Following the diagnosis, I was trained by a very wonderful woman named Rose who loved to Think Outside the Box. Her plan? Teach me word recognition. In essence, she would teach me to use one part of my brain to train the other part. My photographic memory would serve as a word recognition dictionary. Let me explain. When I write or read, I see the word tje but through word association, I learned that when I see tje, the real word should be spelled the. The program worked well, and my skills as a reader and writer improved dramatically. New words and a few select older words still pose a challenge, but overall, I can read and write at university level.
The Gift That Keeps on Giving
What does this have to do with dogs? Dyslexics tend to use one subject matter to interpret their understanding of the world. Without knowing it, I had picked dog behaviour.
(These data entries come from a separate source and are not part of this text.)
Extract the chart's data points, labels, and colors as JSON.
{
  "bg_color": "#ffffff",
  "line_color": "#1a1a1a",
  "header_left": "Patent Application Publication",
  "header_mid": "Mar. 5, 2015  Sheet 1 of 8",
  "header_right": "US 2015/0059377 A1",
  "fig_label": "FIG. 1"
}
Dog language, because of it's non-verbal attributes, became my interpretative strategy. Today, when faced with a new idea, concept, problem, or information, I convert it to dog behaviour. If I can make sense of it in another visual form, I understand it immediately and my super memory helps me remember the information.
For me, canine behaviour isn't just a passion, it's a way of understanding life. It's my window into a world that often doesn't make any sense to me. Dogs allow me to communicate and express the millions of pictures that form in my head all at once. They're the reason I write these articles for you. Dogs have become my God, for they have taught me so much about life and my role in it. I think without animals by my side, I would have taken a very different path.
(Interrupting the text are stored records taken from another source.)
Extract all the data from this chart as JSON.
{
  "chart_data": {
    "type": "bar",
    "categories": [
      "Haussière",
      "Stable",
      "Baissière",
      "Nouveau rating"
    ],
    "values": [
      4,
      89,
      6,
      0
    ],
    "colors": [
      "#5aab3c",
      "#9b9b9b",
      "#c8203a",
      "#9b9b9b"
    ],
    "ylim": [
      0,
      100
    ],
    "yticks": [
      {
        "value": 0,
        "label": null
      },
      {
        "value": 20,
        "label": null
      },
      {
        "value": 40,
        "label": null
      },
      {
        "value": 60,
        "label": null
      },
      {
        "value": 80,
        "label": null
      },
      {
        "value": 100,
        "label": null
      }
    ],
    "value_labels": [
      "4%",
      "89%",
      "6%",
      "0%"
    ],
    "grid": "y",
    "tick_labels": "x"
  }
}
I've had a wonderfully amazing life filled with events I've created for myself. I'm not lucky, I'm determined. I work twice as hard as the average person to write this blog, but I do it because I believe if we share, we grow. I'm a passionate person, that's true, but most of all, I'm someone who enjoys seeing you: the reader, the client, the friend, the family, think and smile about the topic of my life that is canine behaviour.
If you think you, or someone you know, might be dyslexic, please seek information and help.